KunihiroS_kv-extractor-mcp-server
0
The Flexible Key-Value Extracting MCP Server extracts key-value pairs from unstructured text using language models and pydantic-ai. It features autonomous key discovery, robust handling of complex inputs, and type-safe output in multiple formats. The server supports multilingual input and ensures consistent data extraction.
Flexible Key-Value Extracting MCP Server
Version: 0.3.1
This MCP server extracts key-value pairs from arbitrary, noisy, or unstructured text using LLMs (GPT-4.1-mini) and pydantic-ai. It ensures type safety and supports multiple output formats (JSON, YAML, TOML). The server provides advantages for key-value extraction from challenging real-world text:
- Automatic Key Discovery: Autonomously identifies and extracts relevant key-value pairs from unstructured text without pre-defined keys.
- Superior Robustness for Complex Inputs: Designed to handle arbitrary, noisy, or unstructured text with a multi-step pipeline.
- Advanced Multi-Lingual Preprocessing: Utilizes spaCy for Named Entity Recognition in Japanese, English, and Chinese to enhance extraction accuracy.
- Iterative Refinement and Typing: Employs LLM-based type annotation and evaluation, ensuring accurate data types.
- Guaranteed Type Safety and Schema Adherence: Pydantic ensures type-safe and validated output.
- Consistent and Predictable Output: Always returns a well-formed response.
Release Notes
v0.3.1
- Update: Improve type evaluation prompt for robust correction.
v0.2.0
- Fix: Lang code for zh-cn / zh-tw.
v0.1.0
- Initial release
Tools
/extract_json
: Extracts key-value pairs in JSON format./extract_yaml
: Extracts key-value pairs in YAML format./extract_toml
: Extracts key-value pairs in TOML format.
Note:
- Supported languages: Japanese, English, and Chinese.
- Extraction relies on pydantic-ai and LLMs.
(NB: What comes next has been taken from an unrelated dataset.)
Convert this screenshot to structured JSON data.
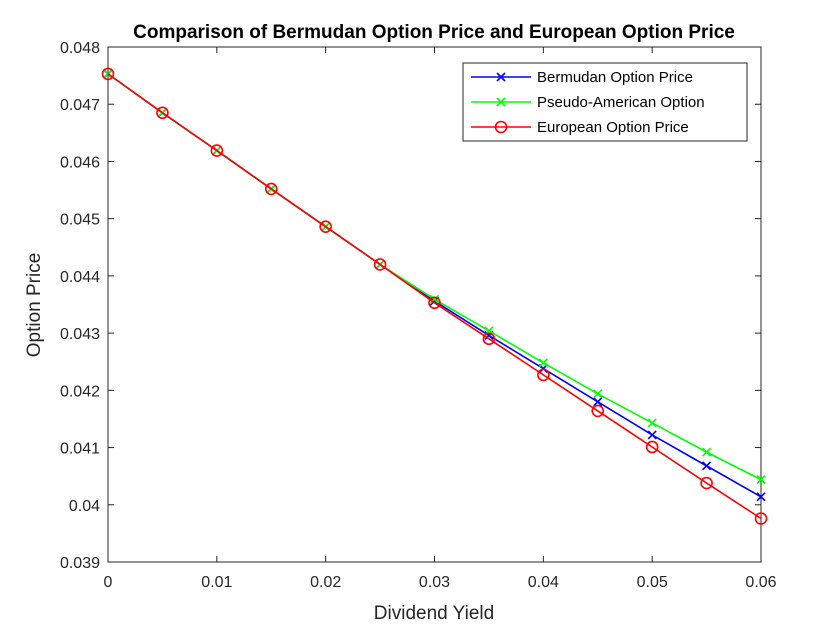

Perfect extraction is not guaranteed.
Features
- Flexible extraction: Handles any input.
- JP / EN / ZH-CN / ZH-TW full support: Uses spaCy NER for supported languages.
- Type-safe output: Validated with Pydantic.
- Multiple formats: JSON, YAML, or TOML output.
- Robust error handling.
- High accuracy: Utilizes GPT-4.1-mini and Pydantic.
Tested Scenarios
Tested with various inputs like simple key-value pairs and unstructured text.